Last year, Calpers’ rates rose 7.3 percent, after a 2.7 percent hike the previous year. From 1993 to 1997, however, Calpers rates fell an average 7.8 percent. Health Net, which will get a 9.9 percent premium hike, was criticized yesterday by Calpers for failing to allow an effective audit of its rate-setting procedures in time for this year’s premium negotiations.
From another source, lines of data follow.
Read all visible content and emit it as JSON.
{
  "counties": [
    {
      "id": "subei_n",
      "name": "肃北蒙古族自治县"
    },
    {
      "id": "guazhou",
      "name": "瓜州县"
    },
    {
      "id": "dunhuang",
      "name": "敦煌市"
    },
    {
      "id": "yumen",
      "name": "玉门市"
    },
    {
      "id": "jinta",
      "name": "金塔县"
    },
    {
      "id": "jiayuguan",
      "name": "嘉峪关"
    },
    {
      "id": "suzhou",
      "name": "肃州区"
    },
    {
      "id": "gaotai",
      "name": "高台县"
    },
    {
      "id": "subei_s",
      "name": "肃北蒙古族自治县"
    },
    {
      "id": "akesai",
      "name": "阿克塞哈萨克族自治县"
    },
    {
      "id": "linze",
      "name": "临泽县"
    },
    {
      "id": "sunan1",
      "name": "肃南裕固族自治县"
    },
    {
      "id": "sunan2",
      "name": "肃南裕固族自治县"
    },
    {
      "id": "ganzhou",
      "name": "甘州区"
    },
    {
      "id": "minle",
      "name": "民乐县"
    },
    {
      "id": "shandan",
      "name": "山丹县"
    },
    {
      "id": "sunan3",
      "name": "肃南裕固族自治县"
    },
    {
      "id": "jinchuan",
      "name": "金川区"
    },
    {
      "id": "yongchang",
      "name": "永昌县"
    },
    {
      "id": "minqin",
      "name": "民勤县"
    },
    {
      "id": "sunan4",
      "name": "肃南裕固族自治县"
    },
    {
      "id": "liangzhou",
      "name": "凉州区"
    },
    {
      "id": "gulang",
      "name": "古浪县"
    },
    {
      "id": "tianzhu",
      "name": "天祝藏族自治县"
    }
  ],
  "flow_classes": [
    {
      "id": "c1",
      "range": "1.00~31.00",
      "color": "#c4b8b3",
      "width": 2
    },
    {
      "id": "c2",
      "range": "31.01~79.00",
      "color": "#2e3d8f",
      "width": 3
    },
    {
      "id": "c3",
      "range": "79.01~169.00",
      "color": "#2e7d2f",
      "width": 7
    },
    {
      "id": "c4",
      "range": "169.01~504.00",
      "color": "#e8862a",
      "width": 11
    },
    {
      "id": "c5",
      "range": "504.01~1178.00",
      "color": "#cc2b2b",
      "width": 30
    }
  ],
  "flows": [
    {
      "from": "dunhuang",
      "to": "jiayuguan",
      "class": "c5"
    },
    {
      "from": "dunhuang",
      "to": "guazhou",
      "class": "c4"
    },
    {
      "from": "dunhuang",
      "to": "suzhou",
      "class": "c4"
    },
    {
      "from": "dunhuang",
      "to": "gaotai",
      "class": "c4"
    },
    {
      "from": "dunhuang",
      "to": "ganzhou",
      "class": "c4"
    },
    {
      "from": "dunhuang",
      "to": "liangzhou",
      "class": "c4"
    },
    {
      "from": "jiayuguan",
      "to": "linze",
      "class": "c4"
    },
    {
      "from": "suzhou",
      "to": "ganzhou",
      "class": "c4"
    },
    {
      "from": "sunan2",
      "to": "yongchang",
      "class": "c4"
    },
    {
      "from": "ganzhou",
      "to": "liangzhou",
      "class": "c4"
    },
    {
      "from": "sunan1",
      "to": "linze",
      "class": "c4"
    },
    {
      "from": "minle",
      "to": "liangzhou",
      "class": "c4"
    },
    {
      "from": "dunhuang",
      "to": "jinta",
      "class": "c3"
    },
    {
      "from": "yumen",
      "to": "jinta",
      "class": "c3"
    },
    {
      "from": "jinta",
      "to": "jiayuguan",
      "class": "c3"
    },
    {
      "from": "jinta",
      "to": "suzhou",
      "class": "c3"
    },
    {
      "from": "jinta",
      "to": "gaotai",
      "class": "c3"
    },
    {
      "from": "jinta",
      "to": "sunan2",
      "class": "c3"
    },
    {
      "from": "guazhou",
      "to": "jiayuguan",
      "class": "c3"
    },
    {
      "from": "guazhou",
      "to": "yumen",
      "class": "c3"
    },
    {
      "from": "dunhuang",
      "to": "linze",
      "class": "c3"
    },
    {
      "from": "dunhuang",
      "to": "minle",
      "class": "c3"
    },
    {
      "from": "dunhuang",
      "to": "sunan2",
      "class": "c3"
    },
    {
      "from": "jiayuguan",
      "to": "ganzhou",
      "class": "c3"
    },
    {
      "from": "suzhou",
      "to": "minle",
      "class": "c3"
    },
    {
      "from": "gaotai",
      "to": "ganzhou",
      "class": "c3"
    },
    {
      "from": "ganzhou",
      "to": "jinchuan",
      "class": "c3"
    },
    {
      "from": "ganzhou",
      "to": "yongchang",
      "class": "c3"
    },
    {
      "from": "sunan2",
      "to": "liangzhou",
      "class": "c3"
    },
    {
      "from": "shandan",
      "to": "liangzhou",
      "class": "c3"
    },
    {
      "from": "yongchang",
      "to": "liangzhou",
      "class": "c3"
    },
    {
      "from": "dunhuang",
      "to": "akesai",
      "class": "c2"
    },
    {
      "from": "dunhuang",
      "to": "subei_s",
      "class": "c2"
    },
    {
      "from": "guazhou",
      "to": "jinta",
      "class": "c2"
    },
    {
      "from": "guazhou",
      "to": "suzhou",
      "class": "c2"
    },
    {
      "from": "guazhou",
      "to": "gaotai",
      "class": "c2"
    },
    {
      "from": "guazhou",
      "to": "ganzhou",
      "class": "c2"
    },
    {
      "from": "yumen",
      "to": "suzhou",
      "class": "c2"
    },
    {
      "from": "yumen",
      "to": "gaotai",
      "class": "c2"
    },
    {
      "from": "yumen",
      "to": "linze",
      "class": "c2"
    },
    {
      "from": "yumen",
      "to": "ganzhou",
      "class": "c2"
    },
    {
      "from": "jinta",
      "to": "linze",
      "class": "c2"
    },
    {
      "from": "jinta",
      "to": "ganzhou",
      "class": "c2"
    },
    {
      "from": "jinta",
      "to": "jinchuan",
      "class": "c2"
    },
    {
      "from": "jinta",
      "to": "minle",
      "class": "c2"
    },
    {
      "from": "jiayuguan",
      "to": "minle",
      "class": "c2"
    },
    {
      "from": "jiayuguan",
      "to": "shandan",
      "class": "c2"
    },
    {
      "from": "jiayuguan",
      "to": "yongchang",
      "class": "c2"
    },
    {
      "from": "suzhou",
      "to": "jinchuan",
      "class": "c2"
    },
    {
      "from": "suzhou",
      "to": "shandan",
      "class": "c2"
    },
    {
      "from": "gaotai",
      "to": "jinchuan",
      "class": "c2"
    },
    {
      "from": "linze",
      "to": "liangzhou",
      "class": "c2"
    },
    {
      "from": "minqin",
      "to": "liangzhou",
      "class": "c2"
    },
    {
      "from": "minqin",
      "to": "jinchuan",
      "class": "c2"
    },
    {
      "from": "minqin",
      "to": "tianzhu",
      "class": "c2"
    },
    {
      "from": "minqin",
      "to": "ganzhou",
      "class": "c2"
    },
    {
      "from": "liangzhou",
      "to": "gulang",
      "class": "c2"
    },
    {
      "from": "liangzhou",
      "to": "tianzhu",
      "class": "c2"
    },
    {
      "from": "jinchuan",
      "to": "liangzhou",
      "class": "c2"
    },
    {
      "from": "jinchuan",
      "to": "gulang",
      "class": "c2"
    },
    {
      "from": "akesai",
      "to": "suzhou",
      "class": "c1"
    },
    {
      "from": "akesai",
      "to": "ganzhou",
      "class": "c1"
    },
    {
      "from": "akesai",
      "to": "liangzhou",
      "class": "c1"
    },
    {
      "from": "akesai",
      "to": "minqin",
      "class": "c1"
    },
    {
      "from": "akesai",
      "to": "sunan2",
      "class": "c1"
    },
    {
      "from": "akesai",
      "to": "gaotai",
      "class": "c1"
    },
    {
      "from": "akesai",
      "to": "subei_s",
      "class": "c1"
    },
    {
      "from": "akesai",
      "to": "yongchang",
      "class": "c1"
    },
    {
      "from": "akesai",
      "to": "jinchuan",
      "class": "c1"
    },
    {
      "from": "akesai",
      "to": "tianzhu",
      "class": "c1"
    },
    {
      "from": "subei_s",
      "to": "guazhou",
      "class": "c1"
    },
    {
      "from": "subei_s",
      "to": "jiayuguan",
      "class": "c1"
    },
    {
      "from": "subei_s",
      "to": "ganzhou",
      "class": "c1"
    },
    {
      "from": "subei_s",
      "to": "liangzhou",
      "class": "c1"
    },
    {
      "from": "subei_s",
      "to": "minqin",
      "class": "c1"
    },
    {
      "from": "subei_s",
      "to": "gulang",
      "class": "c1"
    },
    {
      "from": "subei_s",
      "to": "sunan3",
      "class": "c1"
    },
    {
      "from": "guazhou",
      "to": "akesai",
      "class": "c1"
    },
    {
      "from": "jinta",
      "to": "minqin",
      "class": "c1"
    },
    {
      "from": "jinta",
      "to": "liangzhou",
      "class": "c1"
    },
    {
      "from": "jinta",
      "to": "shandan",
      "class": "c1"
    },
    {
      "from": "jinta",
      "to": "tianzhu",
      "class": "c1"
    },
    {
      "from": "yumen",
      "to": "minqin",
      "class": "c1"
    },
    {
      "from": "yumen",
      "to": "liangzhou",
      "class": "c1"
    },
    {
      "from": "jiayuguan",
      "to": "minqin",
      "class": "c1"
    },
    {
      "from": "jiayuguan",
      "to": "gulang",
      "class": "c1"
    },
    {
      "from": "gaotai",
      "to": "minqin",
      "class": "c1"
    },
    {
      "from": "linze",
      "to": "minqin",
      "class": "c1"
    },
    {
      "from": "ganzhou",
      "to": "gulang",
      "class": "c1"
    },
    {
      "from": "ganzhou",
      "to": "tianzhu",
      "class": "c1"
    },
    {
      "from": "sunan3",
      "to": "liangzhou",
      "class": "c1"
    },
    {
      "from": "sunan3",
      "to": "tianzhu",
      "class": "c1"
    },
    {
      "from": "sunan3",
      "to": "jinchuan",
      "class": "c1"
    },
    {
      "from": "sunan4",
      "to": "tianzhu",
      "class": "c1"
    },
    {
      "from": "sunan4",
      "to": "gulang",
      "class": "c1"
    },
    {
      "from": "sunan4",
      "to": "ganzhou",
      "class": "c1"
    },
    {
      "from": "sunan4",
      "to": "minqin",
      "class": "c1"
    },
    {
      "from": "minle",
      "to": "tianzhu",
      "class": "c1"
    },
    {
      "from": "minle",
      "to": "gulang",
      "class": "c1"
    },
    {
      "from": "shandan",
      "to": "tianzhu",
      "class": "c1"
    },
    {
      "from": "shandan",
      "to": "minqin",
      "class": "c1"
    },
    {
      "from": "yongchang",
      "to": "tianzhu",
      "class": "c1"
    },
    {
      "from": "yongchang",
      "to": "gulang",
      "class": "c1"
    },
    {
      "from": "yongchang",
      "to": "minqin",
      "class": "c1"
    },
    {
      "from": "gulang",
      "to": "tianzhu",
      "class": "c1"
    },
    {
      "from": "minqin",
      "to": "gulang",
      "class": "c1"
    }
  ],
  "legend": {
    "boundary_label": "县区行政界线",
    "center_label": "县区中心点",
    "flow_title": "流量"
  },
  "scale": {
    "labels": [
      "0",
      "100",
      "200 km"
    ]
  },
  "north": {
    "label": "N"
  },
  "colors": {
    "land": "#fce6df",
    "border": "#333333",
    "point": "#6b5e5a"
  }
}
Calpers said it would expect a rate adjustment for 2001 from Health Net if it later finds the Health Net hike unjustified.

On the other hand, Calpers singled out PacifiCare for special praise, saying the HMO deserved a “gold star” for quality, price and being the first to sign a multiyear agreement, which it now has extended for another three years. PacifiCare will receive a 6 percent premium increase next year.

The other premium increases announced by Calpers yesterday were: 3.9 percent for Maxicare; 5.6 percent to Cigna; 6.5 percent for Aetna US Healthcare; 8.5 percent for Blue Shield; 10.5 percent for Health Plan of the Redwoods; and a 10.9 percent increase for Lifeguard.

Calpers also has added a plan from Universal Care next year, which will be its lowest priced offering with a single person monthly rate of $161.49.

The pension system sought to emphasize that the increases next year also bought improvements.

“These contracts provide important new patient rights and protection against rising costs through multiyear agreements” with five of the plans, said State Treasurer Philip Angelides, chairman of the benefits committee.

The improvements include independent third party reviews for disputes and an assurance that all legitimate emergency care will be covered by the health plans.

But despite the improvements and the multiyear agreements with some plans, observers within the health care industry said the size of the Calpers rate hike came as a “shock” and almost surely signaled a return to health cost inflation in California and elsewhere.

“It will have a huge effect,” said Dr. Laurence Miller, a medical director with CCN, a non-HMO managed health-care organization based in San Diego. “The Calpers hike will set off a round of price increases across the country.”